Early Results Show Graduation Rate Gains In Shelby County, With Exceptions

By Bill Dries

From 96.4 percent in Arlington Community Schools to 78.7 percent in Shelby County Schools, the high school graduation rate in five of the public school systems in Shelby County increased in the 2015-2016 school year compared to the previous year.

Graduation rates across five of the six Shelby County public school systems that have high schools increased in the 2015-2016 school year, according to partial figures released by the state and the school districts Tuesday, Oct. 11.

(Daily News File/Andrew J. Breig)

The Tennessee Education Department and the school districts released a partial set of figures on graduation Tuesday, Oct. 11, with a full set of school-by-school numbers still to come.

The high school graduation rate statewide in 2015-2016 was 88.5 percent, the highest on record since the state began using a more specific formula in 2011 for counting who graduated and who did not.

The 88.5 percent rate is about a percentage point higher than the previous school year.

The state also counts 60 percent of its districts with an increase or no change in graduation rates.

Tennessee Education Commissioner Candice McQueen said the rate is “a critical step in allowing students to embark on their chosen paths in life.”

But she also added in a written statement that it is not the only gauge of student growth and success.

“As more students are earning their diplomas, we must ensure that they are all leaving with the knowledge and skills to be successful in college and the workforce,” she said.

Shelby County Schools, with 48 high schools including charters that are not part of the Achievement School District, special education schools, prep academies or alternative high schools, had a 78.7 percent graduation rate system-wide.

The number of high schools is far larger than any of the other school systems within Shelby County.

Of the 48 SCS high schools, 19 posted graduation rates of 85 percent or higher.

Middle College High School, Power Center Academy and Memphis School of Excellence had 100 percent graduation rates.

Shelby County Schools superintendent Dorsey Hopson credited teachers, principals and staff at the district level.

“Our continued improvements give me great confidence that we will meet our strategic goal of having 90 percent of students graduate on time by 2025,” he said in a written statement.

The 78.7 percent graduation rate was three points higher than SCS leaders anticipated.

The partial list of school-by-school results reflects a mix of different approaches within the high school model that SCS is using to turn around low-performing schools, and maintain and build on academic achievement at other schools. It also reflects the role of charters.

Eight of the schools with 85 percent or better graduation rates were conventional high schools and five of the eight have optional schools programs. Nine were charters and the remaining two were middle college high schools.

Hamilton High School didn’t make the 85 percent-or-higher group. But its 73.5 percent graduation rate is a 24.4 point gain from its 49.1 percent rate in the 2014-2015 school year.
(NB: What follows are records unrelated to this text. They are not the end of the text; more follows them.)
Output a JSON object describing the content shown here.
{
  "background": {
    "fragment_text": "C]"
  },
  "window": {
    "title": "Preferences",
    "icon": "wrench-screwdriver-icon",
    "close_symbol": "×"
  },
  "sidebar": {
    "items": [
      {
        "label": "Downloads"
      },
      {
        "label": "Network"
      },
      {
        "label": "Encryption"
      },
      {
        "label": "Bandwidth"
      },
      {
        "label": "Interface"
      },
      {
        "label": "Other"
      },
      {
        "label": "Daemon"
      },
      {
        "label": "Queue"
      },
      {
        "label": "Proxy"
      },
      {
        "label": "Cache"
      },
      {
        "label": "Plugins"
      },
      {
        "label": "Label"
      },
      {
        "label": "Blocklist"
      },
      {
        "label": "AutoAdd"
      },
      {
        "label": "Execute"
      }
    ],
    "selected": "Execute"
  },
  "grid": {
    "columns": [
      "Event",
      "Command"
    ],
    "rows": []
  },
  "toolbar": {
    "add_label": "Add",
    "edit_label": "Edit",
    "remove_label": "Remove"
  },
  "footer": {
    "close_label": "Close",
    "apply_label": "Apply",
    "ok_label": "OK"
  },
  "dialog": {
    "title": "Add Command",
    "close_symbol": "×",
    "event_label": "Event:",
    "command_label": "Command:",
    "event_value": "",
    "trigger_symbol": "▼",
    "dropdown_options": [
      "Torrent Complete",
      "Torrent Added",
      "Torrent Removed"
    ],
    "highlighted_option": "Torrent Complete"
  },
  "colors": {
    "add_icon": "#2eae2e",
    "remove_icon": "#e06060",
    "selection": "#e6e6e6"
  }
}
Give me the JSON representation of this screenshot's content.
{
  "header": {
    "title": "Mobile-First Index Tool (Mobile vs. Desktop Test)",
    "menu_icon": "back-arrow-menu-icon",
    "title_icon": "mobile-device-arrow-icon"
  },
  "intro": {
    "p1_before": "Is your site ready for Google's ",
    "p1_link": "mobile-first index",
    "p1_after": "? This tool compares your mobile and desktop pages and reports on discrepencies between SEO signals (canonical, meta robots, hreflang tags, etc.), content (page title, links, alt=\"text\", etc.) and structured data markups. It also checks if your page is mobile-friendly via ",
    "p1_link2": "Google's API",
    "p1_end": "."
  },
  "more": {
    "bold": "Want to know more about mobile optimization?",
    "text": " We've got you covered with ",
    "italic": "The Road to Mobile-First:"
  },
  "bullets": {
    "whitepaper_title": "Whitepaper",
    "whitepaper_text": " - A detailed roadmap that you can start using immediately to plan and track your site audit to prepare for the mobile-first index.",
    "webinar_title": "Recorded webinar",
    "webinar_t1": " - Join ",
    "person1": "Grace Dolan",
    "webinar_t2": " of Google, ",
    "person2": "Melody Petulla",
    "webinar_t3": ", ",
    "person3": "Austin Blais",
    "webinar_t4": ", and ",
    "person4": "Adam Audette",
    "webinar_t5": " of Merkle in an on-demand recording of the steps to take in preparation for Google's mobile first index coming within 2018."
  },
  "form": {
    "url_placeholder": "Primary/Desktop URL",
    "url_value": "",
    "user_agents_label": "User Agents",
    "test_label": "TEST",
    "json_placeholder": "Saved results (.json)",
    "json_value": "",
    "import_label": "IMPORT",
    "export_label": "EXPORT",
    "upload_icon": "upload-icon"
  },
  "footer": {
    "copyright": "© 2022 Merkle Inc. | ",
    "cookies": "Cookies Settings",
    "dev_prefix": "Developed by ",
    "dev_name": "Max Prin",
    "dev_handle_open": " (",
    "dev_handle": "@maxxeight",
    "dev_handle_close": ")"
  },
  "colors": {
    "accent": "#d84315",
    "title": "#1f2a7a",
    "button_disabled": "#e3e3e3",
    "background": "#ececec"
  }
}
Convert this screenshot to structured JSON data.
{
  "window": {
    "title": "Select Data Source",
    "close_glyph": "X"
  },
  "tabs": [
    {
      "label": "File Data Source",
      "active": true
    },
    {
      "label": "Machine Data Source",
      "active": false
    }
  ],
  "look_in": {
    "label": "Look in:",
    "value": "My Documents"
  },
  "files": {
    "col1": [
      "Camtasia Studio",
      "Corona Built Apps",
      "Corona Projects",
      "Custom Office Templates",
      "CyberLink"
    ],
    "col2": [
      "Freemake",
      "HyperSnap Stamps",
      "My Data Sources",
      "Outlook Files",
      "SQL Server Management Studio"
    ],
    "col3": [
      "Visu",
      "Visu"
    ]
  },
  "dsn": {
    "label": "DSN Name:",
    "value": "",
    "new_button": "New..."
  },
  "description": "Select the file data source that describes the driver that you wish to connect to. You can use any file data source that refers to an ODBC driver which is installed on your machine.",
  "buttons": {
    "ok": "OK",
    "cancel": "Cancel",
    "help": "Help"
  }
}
Hamilton, which went through a number of school leaders during the tenure of former superintendent Kriner Cash, is part of the school system’s Innovation Zone. The I-Zone is the school system’s counterpart to the state-run Achievement School District. Like the ASD, I-Zone schools get a new principal and a rebuilt faculty as well as more money and teaching assistants for rapid and sustained intervention with students who are behind or who fall behind academically during the school year.

Hamilton recently went from a Level 1 ranking in terms of the growth in student achievement – the lowest level in the state standard – to Level 5, the highest ranking for student growth academically.

Five of the six suburban school systems have one high school. So their system-wide graduation rates are the percentages for a single high school. Lakeland’s school system does not have a high school.

Four of the six suburban school systems posted higher graduation rates system-wide in 2015-2016, from Arlington’s 96.4 percent graduation rate to Bartlett’s 88.6 percent rate.

Germantown’s 94.4 percent graduation rate was the biggest system-wide jump from 89.5 percent the year before.

The Millington school system saw a drop in its rate year-over-year, from 84.1 percent to 81 percent.

The ASD posted a 40.4 percent graduation rate in 2015-2016, down from 47.8 percent the year before. ASD leaders have said their two Pathways in Education centers and GRAD Academy work with overage students who are still attending school, but who show up in the numbers as not graduating.

The ASD and I-Zone are efforts that specifically target the bottom 5 percent of schools across the state in terms of student achievement. The graduation percentages for the ASD are for the Memphis schools in the system.